In Honor of Nurses on Nurses’ Day
I am not a nurse, but I love working with nurses. I deal with nurses nearly every day in creating software used in training nursing students. After 20 years of learning from nurses and nursing educators, I’ve come to appreciate their qualities and their contributions to healthcare. So on National Nurses’ Day, here’s my 5-point take on the professional nurses I know and admire.
- Nurses have a heart and hands to help.
Almost every nurse I talk to either got into nursing to ‘help people’ or says that helping people is what keeps them in their very tough profession. Many people ‘want’ to help others, but nurses develop an ability to dig in.
- Nurses are focused critical thinkers.
Most nurses I know have a way of ‘cutting to the chase.’ I think this comes from listening to lots of life stories on the way to discovering the key health issues a patient may be facing. They have to sift through a lot of ‘stuff’ and come out on the other side with a clear picture of the patient’s priority problems. Novice nurses need a process that employs both listening and science. Expert nurses zero-in more seamlessly. - Nurses balance science and art.
Medical science is constantly changing.
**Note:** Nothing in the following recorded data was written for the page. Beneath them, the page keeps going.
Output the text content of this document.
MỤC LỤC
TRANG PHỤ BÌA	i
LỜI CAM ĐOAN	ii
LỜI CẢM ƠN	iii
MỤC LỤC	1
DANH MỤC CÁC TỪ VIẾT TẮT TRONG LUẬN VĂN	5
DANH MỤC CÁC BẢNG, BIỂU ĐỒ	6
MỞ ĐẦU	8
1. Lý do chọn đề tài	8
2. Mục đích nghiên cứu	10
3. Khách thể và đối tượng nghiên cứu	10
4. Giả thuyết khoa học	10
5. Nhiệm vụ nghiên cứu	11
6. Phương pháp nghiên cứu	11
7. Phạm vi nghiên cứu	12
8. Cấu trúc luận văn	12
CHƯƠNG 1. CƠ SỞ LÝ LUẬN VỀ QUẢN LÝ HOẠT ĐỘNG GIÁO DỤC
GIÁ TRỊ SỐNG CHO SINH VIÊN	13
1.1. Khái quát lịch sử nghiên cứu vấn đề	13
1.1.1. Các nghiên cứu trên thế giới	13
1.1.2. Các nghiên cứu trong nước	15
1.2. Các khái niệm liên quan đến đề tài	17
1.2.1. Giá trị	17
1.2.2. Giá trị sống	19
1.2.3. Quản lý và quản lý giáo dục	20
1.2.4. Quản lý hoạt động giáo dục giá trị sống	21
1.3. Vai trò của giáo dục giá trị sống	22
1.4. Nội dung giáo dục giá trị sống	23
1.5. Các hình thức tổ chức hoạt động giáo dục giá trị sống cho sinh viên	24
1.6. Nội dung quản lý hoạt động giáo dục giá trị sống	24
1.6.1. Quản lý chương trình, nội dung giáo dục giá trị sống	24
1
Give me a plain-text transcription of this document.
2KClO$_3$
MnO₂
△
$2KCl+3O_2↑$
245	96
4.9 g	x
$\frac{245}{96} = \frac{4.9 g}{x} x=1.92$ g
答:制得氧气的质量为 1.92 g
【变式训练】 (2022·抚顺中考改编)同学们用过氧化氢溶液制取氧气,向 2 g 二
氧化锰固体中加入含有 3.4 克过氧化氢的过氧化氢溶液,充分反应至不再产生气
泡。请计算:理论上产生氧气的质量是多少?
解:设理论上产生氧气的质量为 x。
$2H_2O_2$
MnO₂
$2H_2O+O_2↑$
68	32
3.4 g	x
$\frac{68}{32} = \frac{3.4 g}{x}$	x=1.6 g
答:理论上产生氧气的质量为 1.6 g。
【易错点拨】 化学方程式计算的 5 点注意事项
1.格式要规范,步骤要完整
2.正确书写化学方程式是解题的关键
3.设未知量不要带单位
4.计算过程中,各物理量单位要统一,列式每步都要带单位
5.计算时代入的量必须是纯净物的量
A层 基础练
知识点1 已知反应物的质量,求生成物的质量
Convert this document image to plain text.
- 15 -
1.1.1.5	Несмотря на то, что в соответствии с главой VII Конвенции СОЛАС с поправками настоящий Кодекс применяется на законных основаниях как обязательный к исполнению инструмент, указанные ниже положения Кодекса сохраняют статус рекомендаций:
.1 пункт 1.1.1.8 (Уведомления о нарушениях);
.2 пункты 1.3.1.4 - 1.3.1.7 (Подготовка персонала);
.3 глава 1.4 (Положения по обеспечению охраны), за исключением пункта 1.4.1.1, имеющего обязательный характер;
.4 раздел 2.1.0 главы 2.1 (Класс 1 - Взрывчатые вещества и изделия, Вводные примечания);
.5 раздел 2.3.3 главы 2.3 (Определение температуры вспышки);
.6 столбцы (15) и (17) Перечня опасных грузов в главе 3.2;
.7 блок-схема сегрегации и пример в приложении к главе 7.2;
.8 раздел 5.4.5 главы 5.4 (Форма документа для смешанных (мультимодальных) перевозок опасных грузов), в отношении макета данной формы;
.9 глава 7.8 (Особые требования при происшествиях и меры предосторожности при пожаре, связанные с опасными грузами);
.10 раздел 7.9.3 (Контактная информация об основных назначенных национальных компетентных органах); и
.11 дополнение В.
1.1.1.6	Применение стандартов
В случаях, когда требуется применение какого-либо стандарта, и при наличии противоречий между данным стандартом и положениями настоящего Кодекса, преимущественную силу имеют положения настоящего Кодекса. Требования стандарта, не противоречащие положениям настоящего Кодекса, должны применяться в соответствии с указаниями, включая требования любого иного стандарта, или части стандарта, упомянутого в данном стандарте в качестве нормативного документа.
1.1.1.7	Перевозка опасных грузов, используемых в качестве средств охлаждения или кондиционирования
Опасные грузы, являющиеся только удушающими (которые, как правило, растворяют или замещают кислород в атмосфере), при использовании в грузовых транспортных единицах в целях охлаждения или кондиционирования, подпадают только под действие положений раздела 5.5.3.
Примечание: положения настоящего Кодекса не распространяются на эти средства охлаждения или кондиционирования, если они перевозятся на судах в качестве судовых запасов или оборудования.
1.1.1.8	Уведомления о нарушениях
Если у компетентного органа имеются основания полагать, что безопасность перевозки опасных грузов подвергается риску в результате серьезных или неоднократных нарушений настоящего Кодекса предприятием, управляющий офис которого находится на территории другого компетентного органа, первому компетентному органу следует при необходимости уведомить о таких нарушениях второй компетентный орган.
Nurses have to keep up, so they must continually learn and apply new science. They must be quick and active learners, even after nursing school. Then there’s the art: advocating for patients and families; translating incredibly complex medical science into understandable information so patients and families can make informed decisions; providing care and comfort as well as medicine; tactfully dealing with outmoded ideas of nurses as hospital wait-staff rather than accomplished professionals who are key players in the healthcare system. - Nurses are smart, and they are generous in sharing knowledge.
Many professionals in different fields I’ve encountered like to develop the ‘club’ mentality, and if you don’t speak the lingo of the club, they won’t share their knowledge with you. I don’t find that to be true with nurses. Because part of the practice of professional nursing is teaching, I find nurses eager to share information with patients and families. Nursing faculty have been very generous and patient in helping me as a non-nurse understand some of what they do. I see the same legacy of teaching within the nursing profession. A few years ago, we were at a hospice facility as a close family member’s life was drawing to an end. My husband’s aunt, who is a retired mental health nurse, visited at the same time some nursing students were assigned to the facility for a clinical rotation. In this time of deep personal difficulty, she took time to talk to the nursing students about what they were learning and to share some of her knowledge and experience. It was a ‘teaching’ session I hope those students never forget.
- Nurses love their work.
I messaged a friend who is a retired career nurse to wish her a happy nurses day. This friend had forgotten it was nurses’ day, but she replied, ‘Nursing is my first love. Never wanted to do anything else.’ Other nurses I know — including my sister-in-law and my career-Army father-in-law — came to nursing later in life, as a second or even a third career. Once they’re in the profession, they speak of nursing in a different way than they speak about other ‘jobs.’ Nursing becomes part of who they are.
Thank you, Nurses. Happy Nurses’ Day!